TSTP Solution File: SEU214+2 by Drodi---3.6.0
View Problem
- Process Solution
%------------------------------------------------------------------------------
% File : Drodi---3.6.0
% Problem : SEU214+2 : TPTP v8.1.2. Released v3.3.0.
% Transfm : none
% Format : tptp:raw
% Command : drodi -learnfrom(drodi.lrn) -timeout(%d) %s
% Computer : n012.cluster.edu
% Model : x86_64 x86_64
% CPU : Intel(R) Xeon(R) CPU E5-2620 v4 2.10GHz
% Memory : 8042.1875MB
% OS : Linux 3.10.0-693.el7.x86_64
% CPULimit : 300s
% WCLimit : 300s
% DateTime : Tue Apr 30 20:41:31 EDT 2024
% Result : Theorem 0.15s 0.39s
% Output : CNFRefutation 0.15s
% Verified :
% SZS Type : -
% Comments :
%------------------------------------------------------------------------------
%----WARNING: Could not form TPTP format derivation
%------------------------------------------------------------------------------
%----ORIGINAL SYSTEM OUTPUT
% 0.05/0.12 % Problem : SEU214+2 : TPTP v8.1.2. Released v3.3.0.

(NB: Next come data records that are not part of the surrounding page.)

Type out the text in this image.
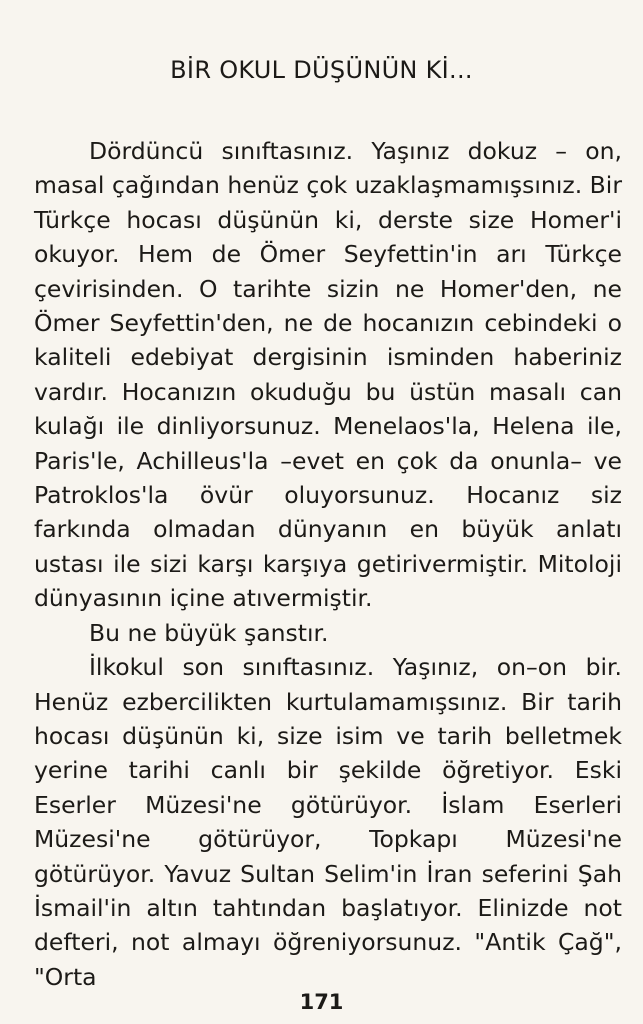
BİR OKUL DÜŞÜNÜN Kİ...

Dördüncü sınıftasınız. Yaşınız dokuz – on, masal çağından henüz çok uzaklaşmamışsınız. Bir Türkçe hocası düşünün ki, derste size Homer'i okuyor. Hem de Ömer Seyfettin'in arı Türkçe çevirisinden. O tarihte sizin ne Homer'den, ne Ömer Seyfettin'den, ne de hocanızın cebindeki o kaliteli edebiyat dergisinin isminden haberiniz vardır. Hocanızın okuduğu bu üstün masalı can kulağı ile dinliyorsunuz. Menelaos'la, Helena ile, Paris'le, Achilleus'la –evet en çok da onunla– ve Patroklos'la övür oluyorsunuz. Hocanız siz farkında olmadan dünyanın en büyük anlatı ustası ile sizi karşı karşıya getirivermiştir. Mitoloji dünyasının içine atıvermiştir.

Bu ne büyük şanstır.

İlkokul son sınıftasınız. Yaşınız, on–on bir. Henüz ezbercilikten kurtulamamışsınız. Bir tarih hocası düşünün ki, size isim ve tarih belletmek yerine tarihi canlı bir şekilde öğretiyor. Eski Eserler Müzesi'ne götürüyor. İslam Eserleri Müzesi'ne götürüyor, Topkapı Müzesi'ne götürüyor. Yavuz Sultan Selim'in İran seferini Şah İsmail'in altın tahtından başlatıyor. Elinizde not defteri, not almayı öğreniyorsunuz. "Antik Çağ", "Orta

171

% 0.05/0.12 % Command : drodi -learnfrom(drodi.lrn) -timeout(%d) %s
% 0.10/0.32 % Computer : n012.cluster.edu
% 0.10/0.32 % Model : x86_64 x86_64
% 0.10/0.32 % CPU : Intel(R) Xeon(R) CPU E5-2620 v4 @ 2.10GHz
% 0.10/0.32 % Memory : 8042.1875MB
% 0.10/0.32 % OS : Linux 3.10.0-693.el7.x86_64
% 0.10/0.32 % CPULimit : 300
% 0.10/0.32 % WCLimit : 300
% 0.10/0.32 % DateTime : Mon Apr 29 19:36:57 EDT 2024
% 0.10/0.32 % CPUTime :
% 0.10/0.34 % Drodi V3.6.0
% 0.15/0.39 % Refutation found
% 0.15/0.39 % SZS status Theorem for theBenchmark: Theorem is valid
% 0.15/0.39 % SZS output start CNFRefutation for theBenchmark
% 0.15/0.39 fof(f27,axiom,(
% 0.15/0.39 (! [A] :( ( relation(A)& function(A) )=> (! [B,C] :( ( in(B,relation_dom(A))=> ( C = apply(A,B)<=> in(ordered_pair(B,C),A) ) )& ( ~ in(B,relation_dom(A))=> ( C = apply(A,B)<=> C = empty_set ) ) ) )) )),
% 0.15/0.39 file('/export/starexec/sandbox/benchmark/theBenchmark.p')).
% 0.15/0.39 fof(f38,axiom,(
% 0.15/0.39 (! [A] :( relation(A)=> (! [B] :( relation(B)=> (! [C] :( relation(C)=> ( C = relation_composition(A,B)<=> (! [D,E] :( in(ordered_pair(D,E),C)<=> (? [F] :( in(ordered_pair(D,F),A)& in(ordered_pair(F,E),B) ) )) )) ) )) )) )),
% 0.15/0.39 file('/export/starexec/sandbox/benchmark/theBenchmark.p')).
% 0.15/0.39 fof(f60,axiom,(
% 0.15/0.39 (! [A,B] :( ( relation(A)& relation(B) )=> relation(relation_composition(A,B)) ) )),
% 0.15/0.39 file('/export/starexec/sandbox/benchmark/theBenchmark.p')).
% 0.15/0.39 fof(f73,axiom,(
% 0.15/0.39 (! [A,B] :( ( relation(A)& function(A)& relation(B)& function(B) )=> ( relation(relation_composition(A,B))& function(relation_composition(A,B)) ) ) )),
% 0.15/0.39 file('/export/starexec/sandbox/benchmark/theBenchmark.p')).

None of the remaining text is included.